I tried with chocolate drops and meaty bits, but she just eyed the sweety and carried on hiding. I'll try it with the puppy who should be more confident and able to handle it- whilst strictly speaking not a rescue dog, Holly was very badly treated until the age of 8 weeks, when she was given to the people I got her from as a stud fee.
Oddly, her original breeder produced a number of good dogs- maybe he got old and stopped caring, because when the people I got her from saw the condition Holly was kept in, they got the other guy's license revoked and took over several of the dogs. As a result, Holly was very tiny- even by 12/13 weeks she was smaller than some 8 week old puppies, and she was always scrawny, although very healthy. To this day she remains hand shy around her head, and grooming her ears is difficult because she gets so distressed. Doesn't mind it anywhere else!
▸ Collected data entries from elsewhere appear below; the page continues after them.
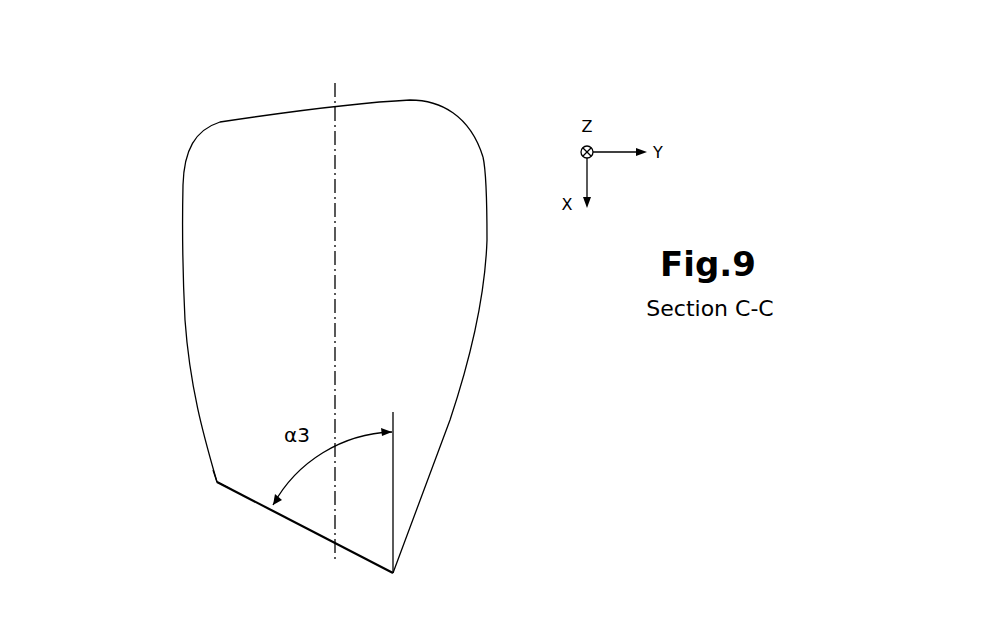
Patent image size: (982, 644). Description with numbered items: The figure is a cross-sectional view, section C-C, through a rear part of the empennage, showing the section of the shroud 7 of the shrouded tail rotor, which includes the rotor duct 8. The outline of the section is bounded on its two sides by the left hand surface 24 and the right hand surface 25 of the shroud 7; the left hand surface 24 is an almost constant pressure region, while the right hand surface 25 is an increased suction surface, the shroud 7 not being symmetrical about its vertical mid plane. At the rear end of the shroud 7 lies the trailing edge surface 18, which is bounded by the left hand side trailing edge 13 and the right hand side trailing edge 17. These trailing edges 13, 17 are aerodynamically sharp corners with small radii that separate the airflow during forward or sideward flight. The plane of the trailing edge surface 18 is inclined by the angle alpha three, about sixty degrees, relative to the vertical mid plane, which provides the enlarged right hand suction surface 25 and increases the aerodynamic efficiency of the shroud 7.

The shroud 7 is at (126, 233).
The rotor duct 8 is at (283, 113).
The left hand side trailing edge 13 is at (217, 482).
The right hand side trailing edge 17 is at (394, 577).
The trailing edge surface 18 is at (302, 523).
The left hand surface 24 is at (179, 385).
The right hand surface 25 is at (470, 391).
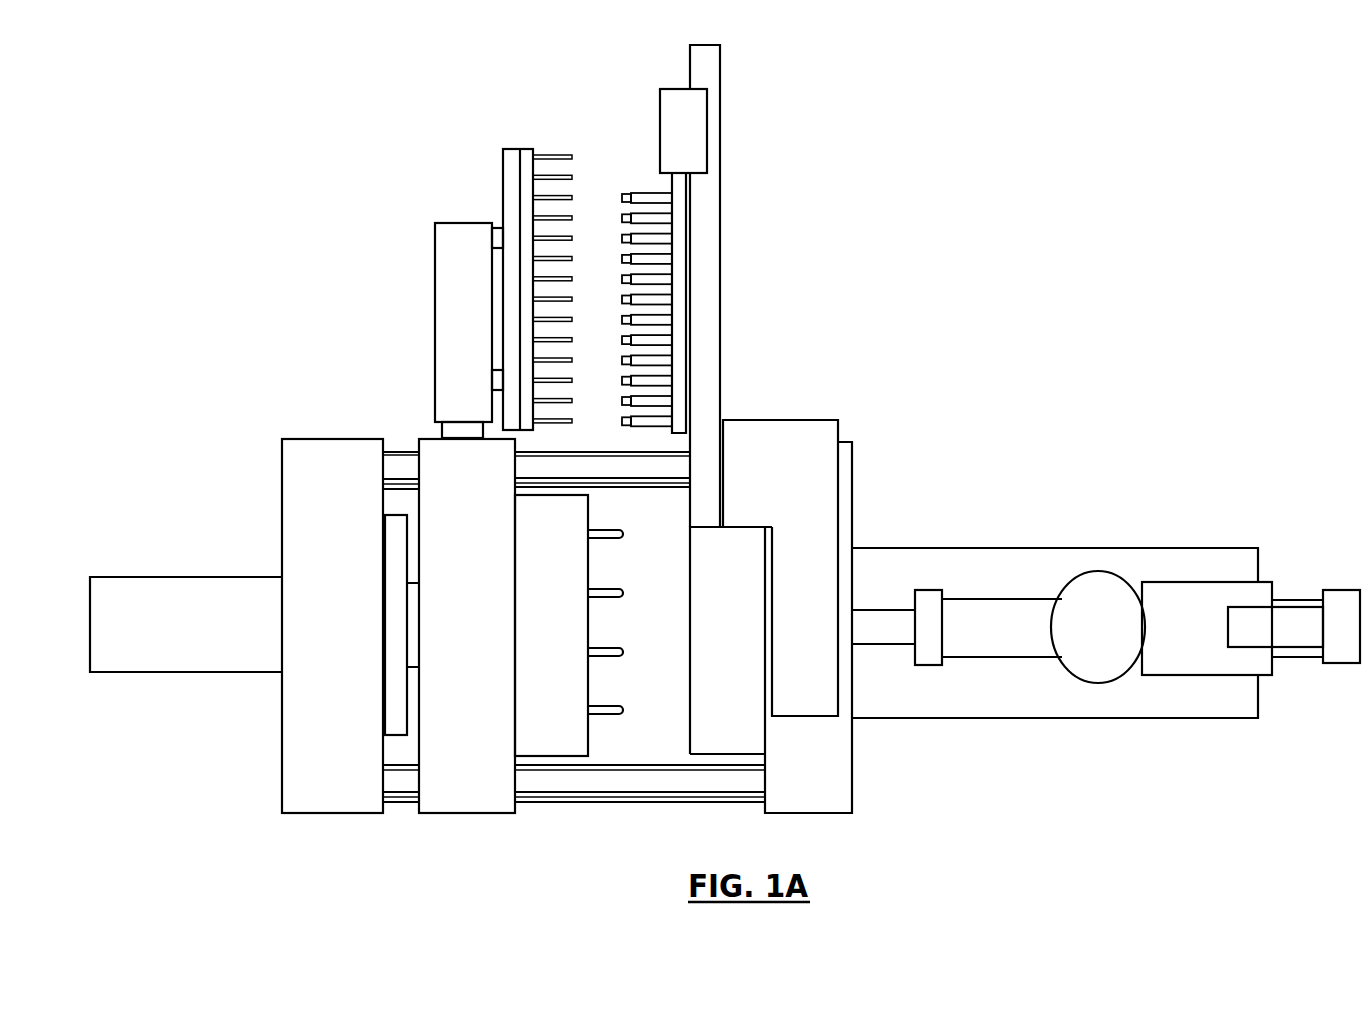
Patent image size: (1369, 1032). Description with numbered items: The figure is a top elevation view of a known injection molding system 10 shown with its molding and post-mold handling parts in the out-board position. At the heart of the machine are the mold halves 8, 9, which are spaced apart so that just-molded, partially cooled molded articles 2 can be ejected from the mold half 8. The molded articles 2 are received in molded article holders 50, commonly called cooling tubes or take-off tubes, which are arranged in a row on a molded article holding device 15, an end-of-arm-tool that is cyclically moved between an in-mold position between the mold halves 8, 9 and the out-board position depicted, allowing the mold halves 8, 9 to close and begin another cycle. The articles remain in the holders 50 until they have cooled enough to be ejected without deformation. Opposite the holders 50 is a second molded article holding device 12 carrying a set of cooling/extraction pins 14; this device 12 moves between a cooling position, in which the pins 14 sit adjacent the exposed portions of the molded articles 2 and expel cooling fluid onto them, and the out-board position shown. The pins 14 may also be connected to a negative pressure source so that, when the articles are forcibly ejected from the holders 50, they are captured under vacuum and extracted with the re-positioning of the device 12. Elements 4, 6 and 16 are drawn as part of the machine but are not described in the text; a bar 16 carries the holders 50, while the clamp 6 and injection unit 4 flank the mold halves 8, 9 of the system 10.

The molded articles 2 is at (627, 194).
The injection unit 4 is at (1007, 528).
The clamp unit 6 is at (258, 732).
The mold half 8 is at (533, 646).
The mold half 9 is at (719, 643).
The injection molding system 10 is at (797, 360).
The molded article holding device 12 is at (473, 192).
The cooling/extraction pins 14 is at (538, 198).
The molded article holding device 15 is at (758, 218).
The treatment pin bar 16 is at (680, 268).
The molded article holders 50 is at (658, 200).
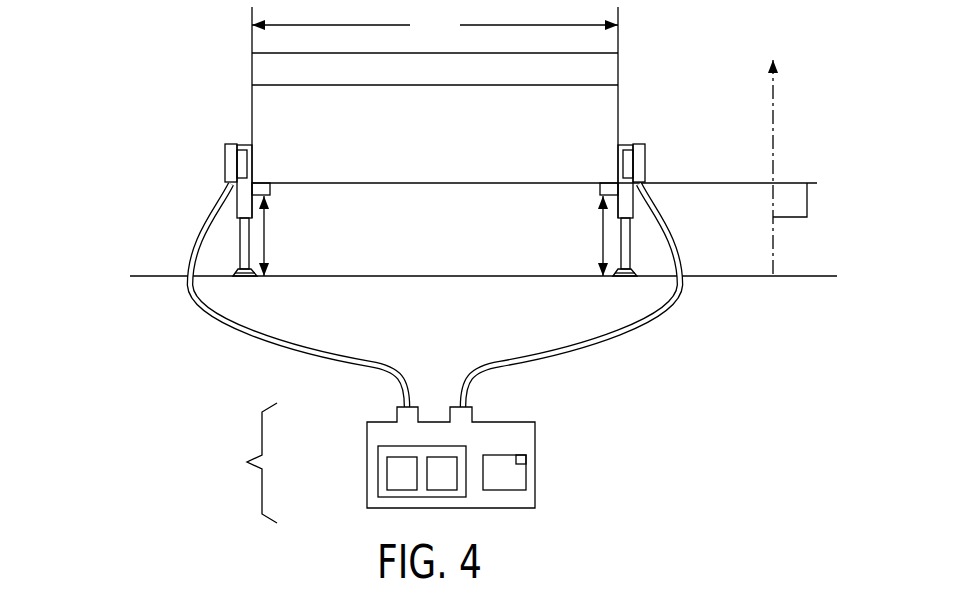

Loud noises startle her, though she's leaps and bounds better than she was, and generally is a happy and surprisingly sociable little thing.
Anyway, I knew the voice control was an issue and all the more so for me since I am deaf (love the thought of flashlight training, BTW) so Holly was trained first to voice, and then to voice and hand signal- she now responds better to hand signals than to vocal commands, so clicker training per se isn't necessary, but she could do with some work on her recall and retrieve, and I hoped to use the clicker for that. Not if it upsets her though! Not worth stressing her for no reason.